How we cite our quotes: (Act.Scene.Line)
Quote #1
I can be angry
Without this rupture; there is not in nature
A thing that makes man so deformed, so beastly,
As doth intemperate anger. (2.5.55-58)
When they hear that the Duchess has given birth, Ferdinand reacts by totally flipping out. The Cardinal, on the other hand, plays it cool, and tells Ferdinand that if he wants to get revenge he's got to chill out.
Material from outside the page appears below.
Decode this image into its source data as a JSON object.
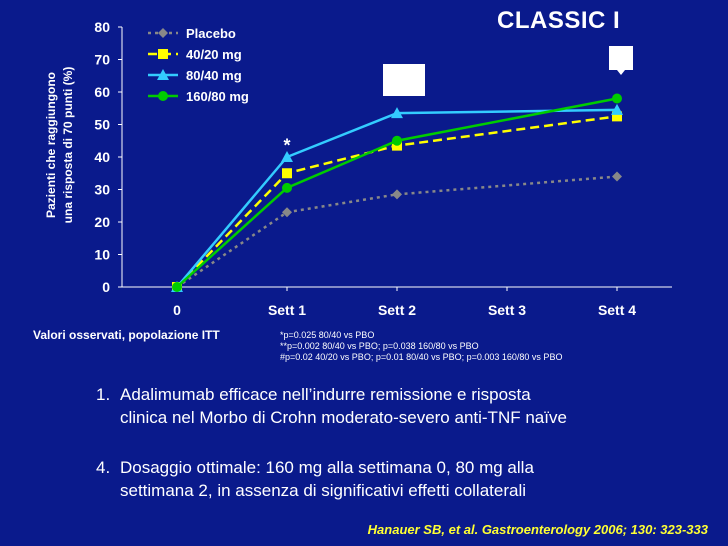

The Cardinal frames anger as dehumanizing, and this comment foreshadows how Ferdinand, who's all about the "deformed, beastly" anger, ends up transforming into a werewolf.
Quote #2
Excellent, as I would wish, she's plagued in art. (3.1.107)
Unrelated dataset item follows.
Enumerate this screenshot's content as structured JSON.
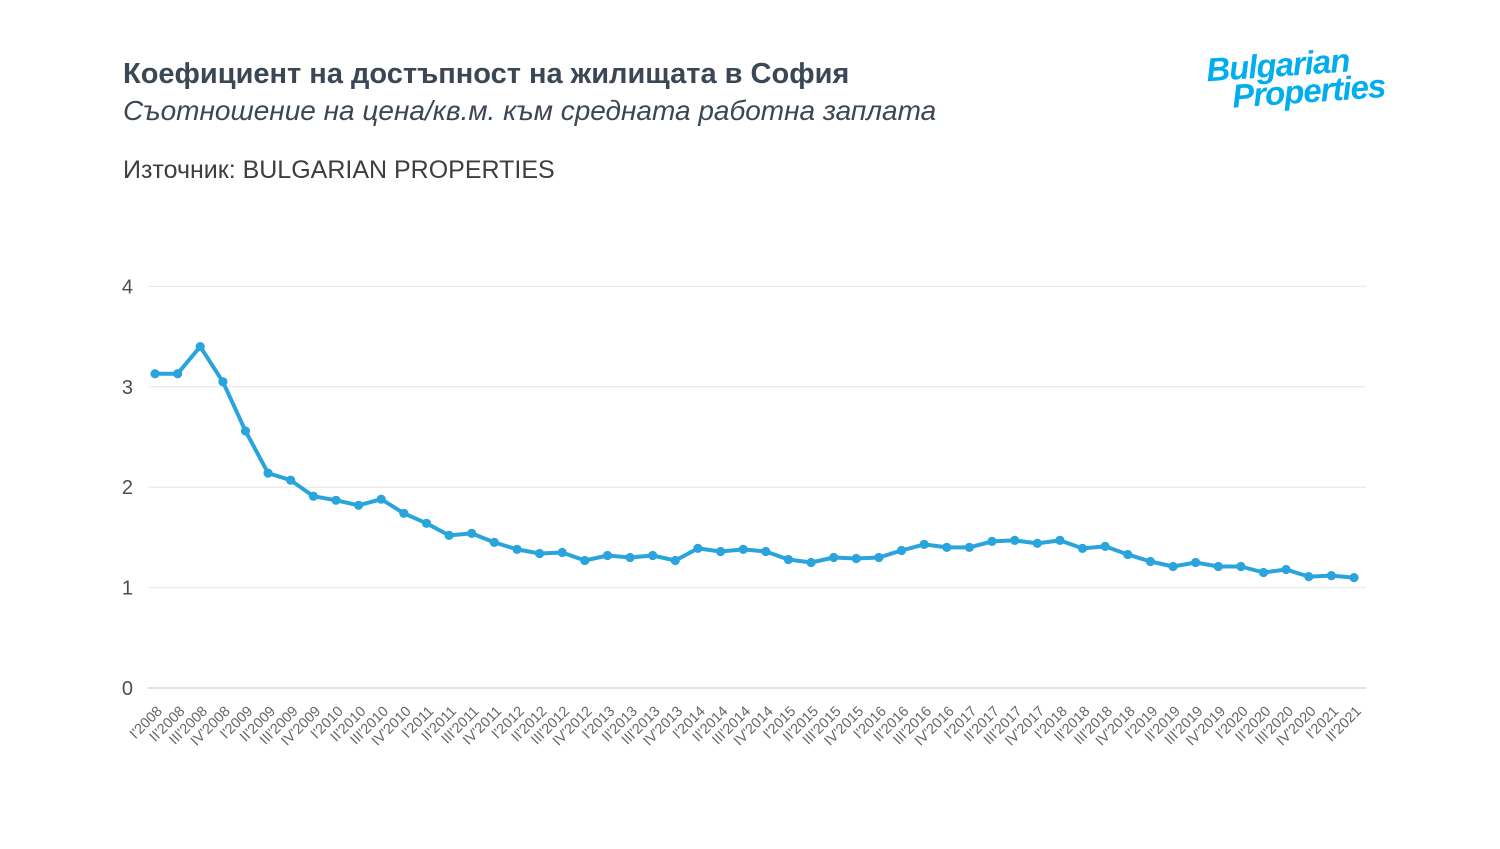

Why, once he gets ahold of her, does Ferdinand resort to psychological, rather than physical torture? He oh so obviously intends to kill her, and at this point he could be putting the screws to her in a very literal way. But he prefers to "plague her in art" as a way to "bring [her] / by degrees to mortification" (4.2.166-67)—why?
Quote #3
Bosola: What do you intend to do?
Ferdinand: Can you guess?
Bosola: No
Ferdinand: Do not ask, then.
He that can compass me and know my drifts
May say that he hath put a girdle 'bout the world
And sounded all her quicksands. (3.2.83-86)
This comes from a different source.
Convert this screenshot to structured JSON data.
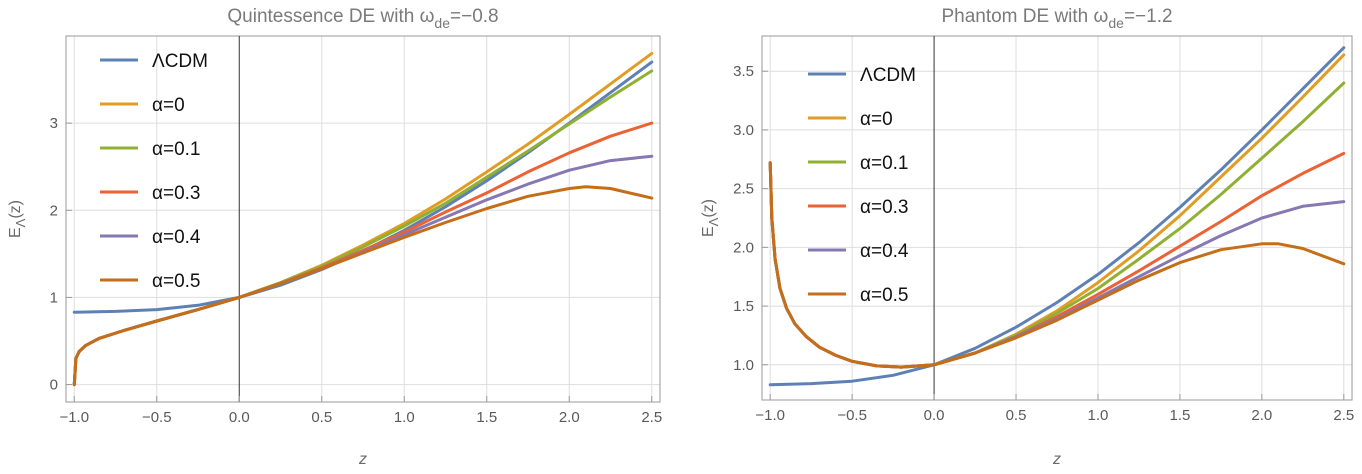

Ol' Ferdo sure thinks an awful lot of himself and his crafty skillz. Bosola, sassy spy that he is, immediately tells Ferdinand he's not as tricky as he thinks he is. This is a neat line to pair with the Cardinal's claim in Quote #7 that people who know a prince's secrets (the "drifts" Ferdinand refers to) "need have their breasts hooped with adamant / To contain them" (5.2.253-54).